Downregulation of Thromboxane A₂ Receptor Occurs Mainly via Nuclear Factor-KappaB Signaling Pathway in Rat Renal Artery

Thromboxane A₂ (TXA₂) acts on TXA₂ receptors (TP) to regulate renal artery blood flow and subsequently contributes to the pathogenesis of renal ischemia. The present study was designed to examine if nuclear factor-kappaB (NF-B) signaling pathway is involved in the downregulation of TP receptors in rat renal artery. Rat renal artery segments were organ cultured for 6 or 24 h. Downregulation of TP receptors was monitored using myograph (contractile function), real-time PCR (receptor mRNA), and immunohistochemistry (receptor protein). Specific inhibitors (MG-132 and BMS345541) for NF-B signaling pathway were used to dissect the underlying molecular mechanisms involved.

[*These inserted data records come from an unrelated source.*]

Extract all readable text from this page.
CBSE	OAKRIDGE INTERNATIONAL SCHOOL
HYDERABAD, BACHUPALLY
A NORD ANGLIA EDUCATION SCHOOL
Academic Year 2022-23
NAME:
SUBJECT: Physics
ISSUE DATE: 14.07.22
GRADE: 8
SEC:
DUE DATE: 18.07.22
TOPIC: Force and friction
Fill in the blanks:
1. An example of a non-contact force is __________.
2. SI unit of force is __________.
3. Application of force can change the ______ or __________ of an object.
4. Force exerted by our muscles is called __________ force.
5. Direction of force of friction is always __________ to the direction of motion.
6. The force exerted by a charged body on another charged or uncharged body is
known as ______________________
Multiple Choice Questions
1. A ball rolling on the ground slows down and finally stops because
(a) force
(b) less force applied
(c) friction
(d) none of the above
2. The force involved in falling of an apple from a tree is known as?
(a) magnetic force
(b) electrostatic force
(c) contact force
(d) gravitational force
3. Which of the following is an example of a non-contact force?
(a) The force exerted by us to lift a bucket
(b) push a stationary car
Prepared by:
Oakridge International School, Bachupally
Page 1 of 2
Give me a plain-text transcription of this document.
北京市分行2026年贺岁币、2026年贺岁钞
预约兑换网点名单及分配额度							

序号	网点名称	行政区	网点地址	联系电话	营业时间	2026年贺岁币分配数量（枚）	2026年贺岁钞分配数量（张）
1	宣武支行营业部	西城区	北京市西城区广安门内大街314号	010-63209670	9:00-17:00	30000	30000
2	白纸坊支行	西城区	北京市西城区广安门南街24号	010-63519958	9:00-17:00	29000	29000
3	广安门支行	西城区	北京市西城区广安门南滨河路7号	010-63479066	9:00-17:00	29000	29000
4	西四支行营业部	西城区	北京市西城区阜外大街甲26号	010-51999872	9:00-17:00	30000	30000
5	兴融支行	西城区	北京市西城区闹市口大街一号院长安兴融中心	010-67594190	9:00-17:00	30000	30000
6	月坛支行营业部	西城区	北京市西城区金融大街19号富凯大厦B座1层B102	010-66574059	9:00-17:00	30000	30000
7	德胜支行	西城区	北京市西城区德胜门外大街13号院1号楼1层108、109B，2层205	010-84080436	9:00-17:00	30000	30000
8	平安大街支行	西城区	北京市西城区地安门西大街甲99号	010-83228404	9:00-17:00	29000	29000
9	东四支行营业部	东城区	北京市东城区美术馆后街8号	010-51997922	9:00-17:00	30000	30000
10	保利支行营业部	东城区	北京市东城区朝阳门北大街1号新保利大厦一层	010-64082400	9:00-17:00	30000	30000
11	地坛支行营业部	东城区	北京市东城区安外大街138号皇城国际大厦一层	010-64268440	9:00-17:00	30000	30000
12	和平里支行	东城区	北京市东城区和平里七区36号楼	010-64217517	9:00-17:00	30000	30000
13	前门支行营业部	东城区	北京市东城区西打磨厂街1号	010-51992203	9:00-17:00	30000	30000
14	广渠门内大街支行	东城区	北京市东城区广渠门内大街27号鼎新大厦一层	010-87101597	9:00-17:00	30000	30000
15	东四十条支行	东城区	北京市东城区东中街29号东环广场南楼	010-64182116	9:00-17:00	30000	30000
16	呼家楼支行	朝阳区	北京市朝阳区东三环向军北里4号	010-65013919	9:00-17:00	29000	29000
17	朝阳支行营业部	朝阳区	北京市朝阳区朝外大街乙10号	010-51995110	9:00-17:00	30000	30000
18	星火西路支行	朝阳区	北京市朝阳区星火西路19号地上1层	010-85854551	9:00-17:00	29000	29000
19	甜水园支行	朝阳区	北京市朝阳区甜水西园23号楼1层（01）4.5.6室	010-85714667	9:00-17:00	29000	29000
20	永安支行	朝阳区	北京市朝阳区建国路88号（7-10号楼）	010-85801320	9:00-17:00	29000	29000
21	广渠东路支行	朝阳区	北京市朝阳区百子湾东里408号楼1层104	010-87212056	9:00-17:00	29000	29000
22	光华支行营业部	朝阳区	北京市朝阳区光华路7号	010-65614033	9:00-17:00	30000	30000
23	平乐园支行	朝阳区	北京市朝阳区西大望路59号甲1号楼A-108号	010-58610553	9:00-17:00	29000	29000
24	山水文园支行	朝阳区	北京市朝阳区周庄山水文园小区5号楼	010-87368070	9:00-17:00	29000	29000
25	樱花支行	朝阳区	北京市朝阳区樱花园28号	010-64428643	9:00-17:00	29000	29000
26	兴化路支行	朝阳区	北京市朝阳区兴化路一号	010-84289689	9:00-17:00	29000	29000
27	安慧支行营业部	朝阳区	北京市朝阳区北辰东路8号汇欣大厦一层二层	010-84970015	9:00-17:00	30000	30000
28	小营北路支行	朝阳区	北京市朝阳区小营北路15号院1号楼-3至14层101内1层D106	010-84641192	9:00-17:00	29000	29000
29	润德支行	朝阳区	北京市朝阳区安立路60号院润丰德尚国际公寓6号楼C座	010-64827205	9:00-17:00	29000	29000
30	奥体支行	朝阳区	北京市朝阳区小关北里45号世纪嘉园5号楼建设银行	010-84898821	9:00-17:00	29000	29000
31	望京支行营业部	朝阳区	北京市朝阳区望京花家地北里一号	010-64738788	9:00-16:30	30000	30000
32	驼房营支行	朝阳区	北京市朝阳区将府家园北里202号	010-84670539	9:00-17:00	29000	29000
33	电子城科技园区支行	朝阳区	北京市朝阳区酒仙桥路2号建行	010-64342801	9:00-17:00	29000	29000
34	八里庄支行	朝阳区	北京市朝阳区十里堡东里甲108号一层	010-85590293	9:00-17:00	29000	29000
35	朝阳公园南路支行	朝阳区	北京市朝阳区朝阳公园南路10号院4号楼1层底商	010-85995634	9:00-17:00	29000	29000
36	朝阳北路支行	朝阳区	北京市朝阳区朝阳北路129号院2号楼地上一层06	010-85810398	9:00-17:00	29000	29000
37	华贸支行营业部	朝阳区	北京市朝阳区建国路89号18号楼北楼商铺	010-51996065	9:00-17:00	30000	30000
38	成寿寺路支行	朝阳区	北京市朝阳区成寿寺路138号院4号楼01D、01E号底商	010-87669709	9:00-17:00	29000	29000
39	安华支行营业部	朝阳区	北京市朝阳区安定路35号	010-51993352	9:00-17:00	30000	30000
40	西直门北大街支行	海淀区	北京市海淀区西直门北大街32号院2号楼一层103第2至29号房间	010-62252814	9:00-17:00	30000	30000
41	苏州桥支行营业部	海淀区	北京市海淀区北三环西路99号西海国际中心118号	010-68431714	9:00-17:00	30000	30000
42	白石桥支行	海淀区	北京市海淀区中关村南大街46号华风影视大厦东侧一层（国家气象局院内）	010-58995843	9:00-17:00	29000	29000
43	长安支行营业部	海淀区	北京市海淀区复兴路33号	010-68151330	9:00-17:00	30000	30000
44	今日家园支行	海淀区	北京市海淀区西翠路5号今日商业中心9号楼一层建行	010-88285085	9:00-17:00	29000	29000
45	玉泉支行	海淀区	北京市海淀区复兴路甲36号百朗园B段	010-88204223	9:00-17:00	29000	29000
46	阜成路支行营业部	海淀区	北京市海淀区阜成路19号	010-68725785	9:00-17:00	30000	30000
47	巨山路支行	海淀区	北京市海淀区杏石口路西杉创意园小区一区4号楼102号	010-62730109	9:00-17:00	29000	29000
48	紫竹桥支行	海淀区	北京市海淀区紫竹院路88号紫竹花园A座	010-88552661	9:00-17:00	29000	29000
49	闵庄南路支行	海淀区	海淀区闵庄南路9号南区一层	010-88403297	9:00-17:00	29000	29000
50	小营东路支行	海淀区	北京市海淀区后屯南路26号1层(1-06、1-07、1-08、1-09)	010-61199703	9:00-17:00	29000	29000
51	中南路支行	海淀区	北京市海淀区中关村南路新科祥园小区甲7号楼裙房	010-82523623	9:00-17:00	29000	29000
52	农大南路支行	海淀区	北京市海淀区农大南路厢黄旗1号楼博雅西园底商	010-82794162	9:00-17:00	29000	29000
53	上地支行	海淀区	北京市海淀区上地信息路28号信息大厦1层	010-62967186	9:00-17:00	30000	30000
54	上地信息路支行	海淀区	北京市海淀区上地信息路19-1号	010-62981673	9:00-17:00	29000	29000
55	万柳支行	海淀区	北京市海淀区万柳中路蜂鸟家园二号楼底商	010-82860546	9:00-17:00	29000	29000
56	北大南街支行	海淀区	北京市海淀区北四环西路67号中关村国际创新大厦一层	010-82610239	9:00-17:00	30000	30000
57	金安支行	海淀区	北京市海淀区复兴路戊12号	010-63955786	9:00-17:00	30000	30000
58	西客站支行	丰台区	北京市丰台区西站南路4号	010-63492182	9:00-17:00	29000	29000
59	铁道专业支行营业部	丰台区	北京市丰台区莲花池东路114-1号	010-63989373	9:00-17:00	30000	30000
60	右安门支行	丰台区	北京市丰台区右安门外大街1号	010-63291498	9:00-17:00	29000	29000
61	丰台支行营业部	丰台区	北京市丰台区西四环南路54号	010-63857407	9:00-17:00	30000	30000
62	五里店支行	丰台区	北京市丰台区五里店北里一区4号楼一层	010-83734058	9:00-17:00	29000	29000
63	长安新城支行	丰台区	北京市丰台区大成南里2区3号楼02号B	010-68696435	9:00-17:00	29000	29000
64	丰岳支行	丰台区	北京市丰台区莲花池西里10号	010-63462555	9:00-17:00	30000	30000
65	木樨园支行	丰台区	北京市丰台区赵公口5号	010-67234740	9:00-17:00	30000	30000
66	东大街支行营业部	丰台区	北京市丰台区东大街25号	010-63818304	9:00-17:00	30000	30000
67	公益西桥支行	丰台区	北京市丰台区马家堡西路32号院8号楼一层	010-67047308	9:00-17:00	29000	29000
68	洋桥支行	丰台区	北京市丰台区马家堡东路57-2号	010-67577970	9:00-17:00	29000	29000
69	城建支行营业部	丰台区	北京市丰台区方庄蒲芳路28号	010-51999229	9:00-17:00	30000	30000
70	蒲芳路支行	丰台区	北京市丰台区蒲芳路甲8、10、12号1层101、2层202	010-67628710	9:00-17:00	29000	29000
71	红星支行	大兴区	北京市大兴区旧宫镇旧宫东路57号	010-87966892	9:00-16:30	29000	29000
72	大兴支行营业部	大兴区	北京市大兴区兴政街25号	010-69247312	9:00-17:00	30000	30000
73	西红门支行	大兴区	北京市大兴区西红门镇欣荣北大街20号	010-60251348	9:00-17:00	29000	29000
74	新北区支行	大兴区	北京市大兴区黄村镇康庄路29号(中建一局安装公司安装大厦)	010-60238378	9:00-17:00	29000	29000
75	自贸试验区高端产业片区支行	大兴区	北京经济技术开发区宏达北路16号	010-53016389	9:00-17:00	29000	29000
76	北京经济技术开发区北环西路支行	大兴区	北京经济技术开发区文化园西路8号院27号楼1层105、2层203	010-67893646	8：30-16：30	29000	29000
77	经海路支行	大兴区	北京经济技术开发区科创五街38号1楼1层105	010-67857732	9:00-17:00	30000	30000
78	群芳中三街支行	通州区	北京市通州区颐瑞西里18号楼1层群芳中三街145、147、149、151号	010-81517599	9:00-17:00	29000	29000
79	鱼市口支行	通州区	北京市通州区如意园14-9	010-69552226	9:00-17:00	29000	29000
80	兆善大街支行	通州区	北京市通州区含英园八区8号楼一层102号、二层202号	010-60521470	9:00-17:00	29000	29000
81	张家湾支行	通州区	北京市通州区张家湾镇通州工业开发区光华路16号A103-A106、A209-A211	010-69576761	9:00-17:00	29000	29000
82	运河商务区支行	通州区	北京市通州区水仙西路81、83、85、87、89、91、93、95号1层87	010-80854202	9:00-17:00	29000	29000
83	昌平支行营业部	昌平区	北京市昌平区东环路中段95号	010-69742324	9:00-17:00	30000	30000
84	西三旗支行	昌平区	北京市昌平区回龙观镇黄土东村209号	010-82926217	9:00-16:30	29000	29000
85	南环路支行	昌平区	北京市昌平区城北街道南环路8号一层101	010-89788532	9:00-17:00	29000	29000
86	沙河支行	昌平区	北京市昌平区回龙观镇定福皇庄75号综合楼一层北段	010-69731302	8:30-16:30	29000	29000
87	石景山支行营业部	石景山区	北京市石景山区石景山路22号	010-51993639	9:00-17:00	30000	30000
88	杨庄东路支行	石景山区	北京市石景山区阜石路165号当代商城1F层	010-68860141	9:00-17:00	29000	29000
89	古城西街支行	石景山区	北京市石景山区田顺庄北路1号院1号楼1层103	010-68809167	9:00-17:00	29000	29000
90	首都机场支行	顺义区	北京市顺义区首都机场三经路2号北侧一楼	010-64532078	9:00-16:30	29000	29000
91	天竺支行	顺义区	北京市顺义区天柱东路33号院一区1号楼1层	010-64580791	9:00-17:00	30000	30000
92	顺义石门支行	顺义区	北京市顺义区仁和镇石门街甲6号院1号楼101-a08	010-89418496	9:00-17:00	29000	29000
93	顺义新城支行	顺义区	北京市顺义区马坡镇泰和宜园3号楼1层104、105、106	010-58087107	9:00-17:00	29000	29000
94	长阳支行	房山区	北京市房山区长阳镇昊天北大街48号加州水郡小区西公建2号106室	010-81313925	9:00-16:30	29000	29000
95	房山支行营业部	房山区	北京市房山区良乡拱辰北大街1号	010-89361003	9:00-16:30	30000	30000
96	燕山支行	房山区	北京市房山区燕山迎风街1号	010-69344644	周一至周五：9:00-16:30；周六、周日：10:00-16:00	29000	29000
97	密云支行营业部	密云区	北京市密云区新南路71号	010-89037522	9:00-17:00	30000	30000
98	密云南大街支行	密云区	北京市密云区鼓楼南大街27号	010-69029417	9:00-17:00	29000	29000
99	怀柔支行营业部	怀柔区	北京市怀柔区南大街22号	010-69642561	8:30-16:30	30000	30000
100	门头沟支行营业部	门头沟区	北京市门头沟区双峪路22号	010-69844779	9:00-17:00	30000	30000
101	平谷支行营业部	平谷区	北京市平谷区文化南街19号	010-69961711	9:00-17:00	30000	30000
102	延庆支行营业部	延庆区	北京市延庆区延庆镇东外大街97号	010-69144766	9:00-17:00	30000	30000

Compared to fresh (noncultured) segments, organ culture of the renal artery segments for 24 h induced a significant rightward shift of U46619 (TP receptor agonist) contractile response curves (pEC₅₀: 6.89±0.06 versus 6.48±0.04, P<0.001). This decreased contractile response to U46619 was paralleled with decreased TP receptor mRNA and protein expressions in the renal artery smooth muscle cells. Specific inhibitors (MG-132 and BMS345541) for NF-B signaling pathway significantly abolished the decreased TP protein expression and receptor-mediated contractions. In conclusion, downregulation of TP receptors in the renal artery smooth muscle cells occurs mainly via the NF-B signaling pathway.